Upon serving as ambassador, Sidharto returned to Indonesia and assumed office as the director general for ASEAN cooperation in the foreign ministry on 27 October 2020. Two months into his office, a presidential decree on the new organization of the ministry was issued, and Sidharto re-assumed office on 18 August 2021. As director general, Sidharto was designated as Indonesia's senior officials meeting leader. During Indonesia's chairmanship of the ASEAN in 2023, Sidharto led the senior officials meeting, which was held in Labuan Bajo. The meeting discussed on the decision-making process in times of crisis and on strengthening ASEAN's economic resilience and regional significance. A second round of senior officials meeting, held in September 2023 during the summit, focused on enhancing its institutional capacity, as well as matters relating to food security, economic resilience, promotion of blue economy, and solidifying ASEAN as a growth hub.

In August 2024, Sidharto was nominated by President Joko Widodo as the permanent representative to the United Nations in New York. However, he was never summoned for a fit and proper test by the House of Representatives for the office. After Joko Widodo was replaced by Prabowo Subianto, Sidharto was nominated as the permanent representative to the United Nations in Geneva. His nomination was approved by the House of Representatives in a session on 8 July 2025. He was installed on 25 August 2025 and received his duties from chargé d'affaires ad interim Achsanul Habib on 25 November 2025. He presented his credentials to the Director General of the United Nations Office at Geneva Tatiana Valovaya on 26 November 2025.
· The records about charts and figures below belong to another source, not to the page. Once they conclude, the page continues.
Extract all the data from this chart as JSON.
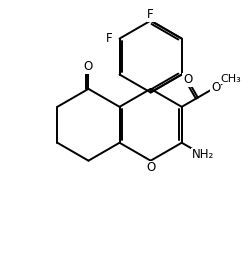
{
  "bg_color": "#ffffff",
  "bond_color": "#000000",
  "text_color": "#000000",
  "line_width": 1.4,
  "font_size": 8.5,
  "xlim": [
    0,
    10
  ],
  "ylim": [
    0,
    10.3
  ]
}
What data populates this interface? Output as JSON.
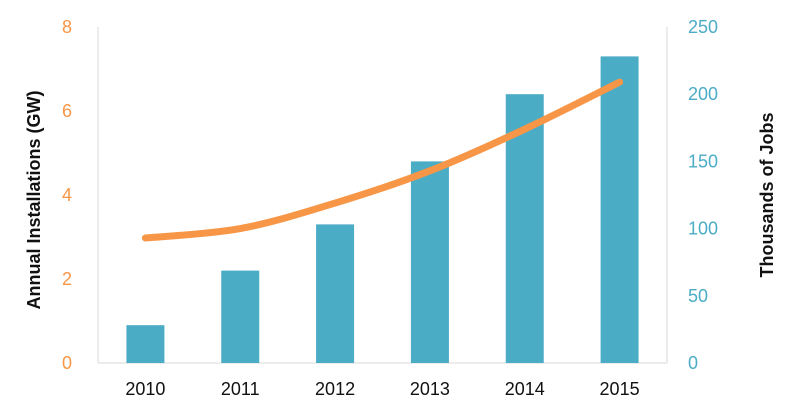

In December 2025, Indonesia became the sole candidate in light of the Group of Asia and the Pacific Small Island Developing States turn for the presidency of the United Nations Human Rights Council (UNHRC). Sidharto was designated as the nominee for the UNHRC president on behalf of Indonesia. Indonesia's bid was approved by the group at a meeting in Geneva on 23 December 2025 with 34 out 47 member nations voting in favor. Sidharto was elected as UNHRC president via voice vote in an UNHRC meeting on 8 January 2026.